A striking phenotype that is further indicative of a role of AngFus3 signaling in secondary metabolite production is the earthy smell of the Δfus3 mutant strain. The homomonoterpenoid compound 2 (Fig. 8) is a drinking water contaminant and widespread bacterial metabolite that was isolated from various streptomycetes, cyanobacteria, and myxobacteria (57–59). Reports from fungi are comparatively rare, but compound 2 has been previously reported from A. niger and Penicillium aurantiogriseum (60). While the genes and enzymes for the biosynthesis of compound 2 in bacteria are well described (61, 62) and its biosynthesis has been thoroughly studied in feeding experiments (59, 63), the corresponding fungal genes and enzymes still await identification. Similarly, the degraded sesquiterpenoid compound 4 was first isolated from a streptomycete (64) and later also reported from cyanobacteria and myxobacteria (41, 65). Its biosynthesis was also studied in detail by feeding experiments with isotopically labeled precursors (66), followed by identification of the geosmin synthase (67). This enzyme is composed of two domains. The N-terminal domain was shown to catalyze the conversion of the sesquiterpene precursor farnesyl diphosphate into the intermediate compound 10 and the side product compound 9, while the C-terminal domain converts intermediate compound 10 via compound 3 to compound 4. Interestingly, all these intermediates and side products are also observed in the A. niger headspace extracts. Compounds 5 to 7 have also previously been described as side products of geosmin biosynthesis (68). While compound 4 is usually the main product of bacterial geosmin synthases, this compound was only observed as a trace component in the A. niger headspace extracts, accompanying the octalin compound 3 as the major product.

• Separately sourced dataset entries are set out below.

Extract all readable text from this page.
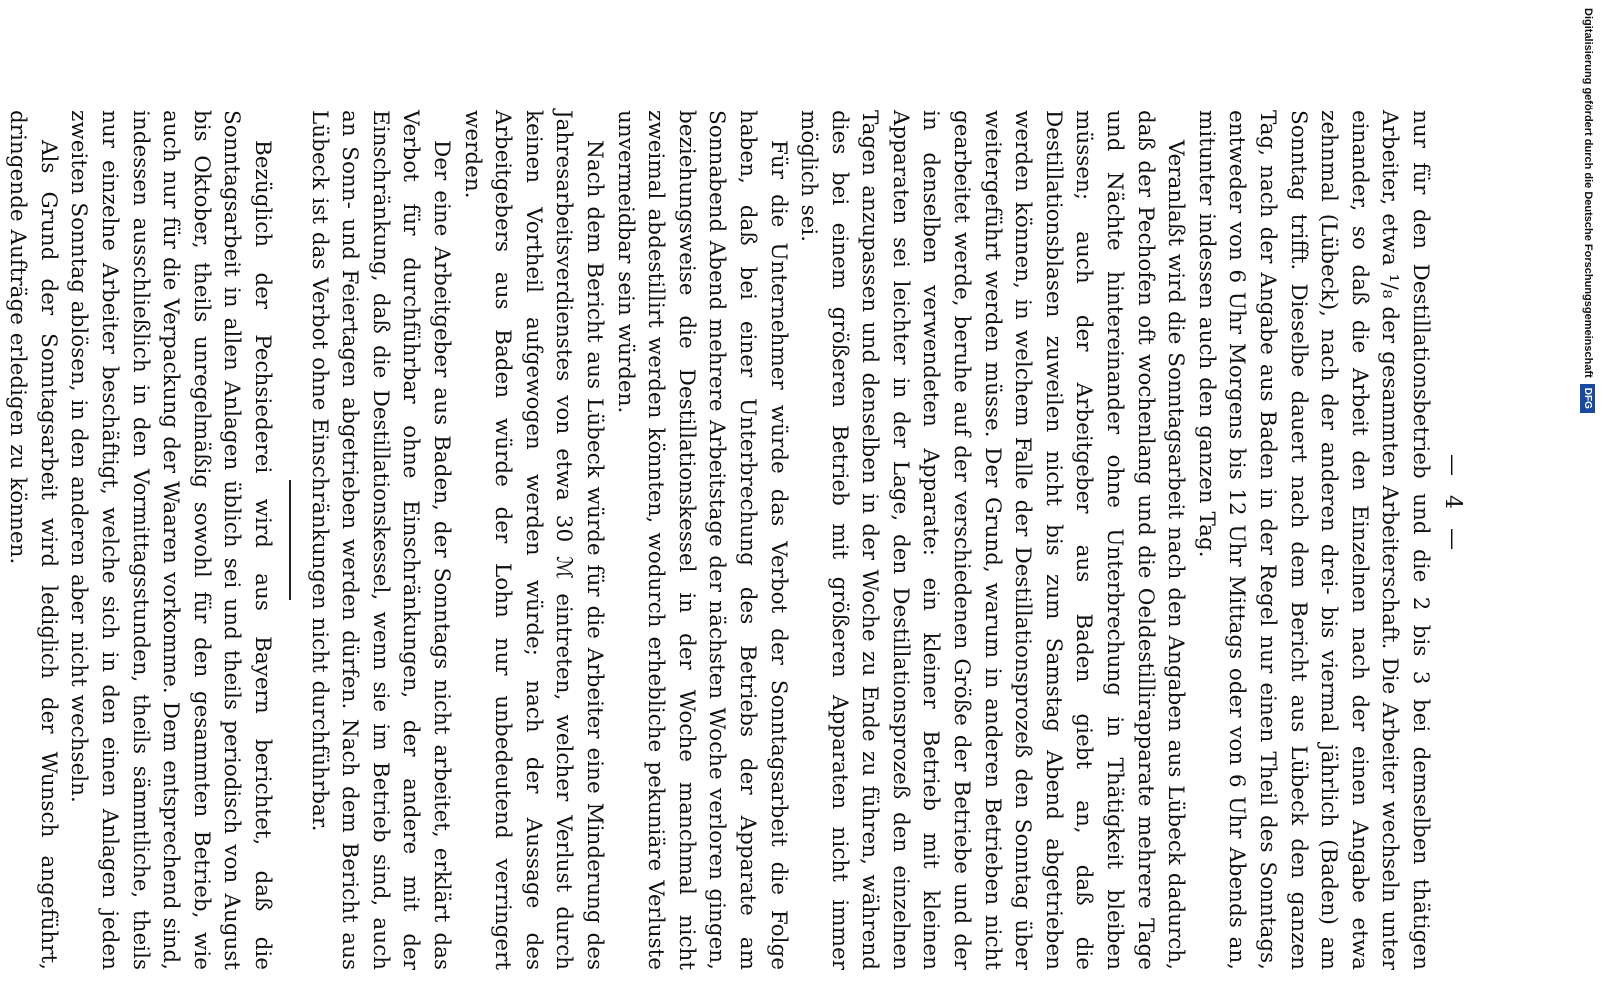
— 4 —

nur für den Destillationsbetrieb und die 2 bis 3 bei demselben thätigen Arbeiter, etwa ¹/₈ der gesammten Arbeiterschaft. Die Arbeiter wechseln unter einander, so daß die Arbeit den Einzelnen nach der einen Angabe etwa zehnmal (Lübeck), nach der anderen drei- bis viermal jährlich (Baden) am Sonntag trifft. Dieselbe dauert nach dem Bericht aus Lübeck den ganzen Tag, nach der Angabe aus Baden in der Regel nur einen Theil des Sonntags, entweder von 6 Uhr Morgens bis 12 Uhr Mittags oder von 6 Uhr Abends an, mitunter indessen auch den ganzen Tag.

Veranlaßt wird die Sonntagsarbeit nach den Angaben aus Lübeck dadurch, daß der Pechofen oft wochenlang und die Oeldestillirapparate mehrere Tage und Nächte hintereinander ohne Unterbrechung in Thätigkeit bleiben müssen; auch der Arbeitgeber aus Baden giebt an, daß die Destillationsblasen zuweilen nicht bis zum Samstag Abend abgetrieben werden können, in welchem Falle der Destillationsprozeß den Sonntag über weitergeführt werden müsse. Der Grund, warum in anderen Betrieben nicht gearbeitet werde, beruhe auf der verschiedenen Größe der Betriebe und der in denselben verwendeten Apparate: ein kleiner Betrieb mit kleinen Apparaten sei leichter in der Lage, den Destillationsprozeß den einzelnen Tagen anzupassen und denselben in der Woche zu Ende zu führen, während dies bei einem größeren Betrieb mit größeren Apparaten nicht immer möglich sei.

Für die Unternehmer würde das Verbot der Sonntagsarbeit die Folge haben, daß bei einer Unterbrechung des Betriebs der Apparate am Sonnabend Abend mehrere Arbeitstage der nächsten Woche verloren gingen, beziehungsweise die Destillationskessel in der Woche manchmal nicht zweimal abdestillirt werden könnten, wodurch erhebliche pekuniäre Verluste unvermeidbar sein würden.

Nach dem Bericht aus Lübeck würde für die Arbeiter eine Minderung des Jahresarbeitsverdienstes von etwa 30 ℳ eintreten, welcher Verlust durch keinen Vortheil aufgewogen werden würde; nach der Aussage des Arbeitgebers aus Baden würde der Lohn nur unbedeutend verringert werden.

Der eine Arbeitgeber aus Baden, der Sonntags nicht arbeitet, erklärt das Verbot für durchführbar ohne Einschränkungen, der andere mit der Einschränkung, daß die Destillationskessel, wenn sie im Betrieb sind, auch an Sonn- und Feiertagen abgetrieben werden dürfen. Nach dem Bericht aus Lübeck ist das Verbot ohne Einschränkungen nicht durchführbar.

Bezüglich der Pechsiederei wird aus Bayern berichtet, daß die Sonntagsarbeit in allen Anlagen üblich sei und theils periodisch von August bis Oktober, theils unregelmäßig sowohl für den gesammten Betrieb, wie auch nur für die Verpackung der Waaren vorkomme. Dem entsprechend sind, indessen ausschließlich in den Vormittagsstunden, theils sämmtliche, theils nur einzelne Arbeiter beschäftigt, welche sich in den einen Anlagen jeden zweiten Sonntag ablösen, in den anderen aber nicht wechseln.

Als Grund der Sonntagsarbeit wird lediglich der Wunsch angeführt, dringende Aufträge erledigen zu können.	Digitalisierung gefördert durch die Deutsche Forschungsgemeinschaft
DFG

Future identification of a fungal geosmin synthase will be a first important step toward an understanding of the differences between bacterial and fungal biosynthesis of compound 4 and its closely related metabolites. In the work presented here, we could show that the terpene cyclase's main product, compound 3, in A. niger is oxidized to a compound for which we have suggested the structure of compound 8 based on interpretation of its mass spectrum. The unidentified oxidase for its formation might be under the suppressive control of the AngFus3 MAP kinase cascade.

Conclusion.

The data presented in this study provide evidence that vegetative sporulation in A. niger is controlled by various triggers and at least two independent signaling pathways. The AngFus3 MAP kinase cascade appears to mediate hyphal-density-dependent sporulation but is dispensable for the induction of conidiation by starvation. The absence of this signaling module also results in a dysregulated secondary metabolism, indicated by anomalous pigment secretion and an altered profile of volatile compounds. Together, these observations illustrate the tight connections between fungal differentiation and secondary metabolism and further our understanding of the intricate signaling networks controlling fungal growth and development.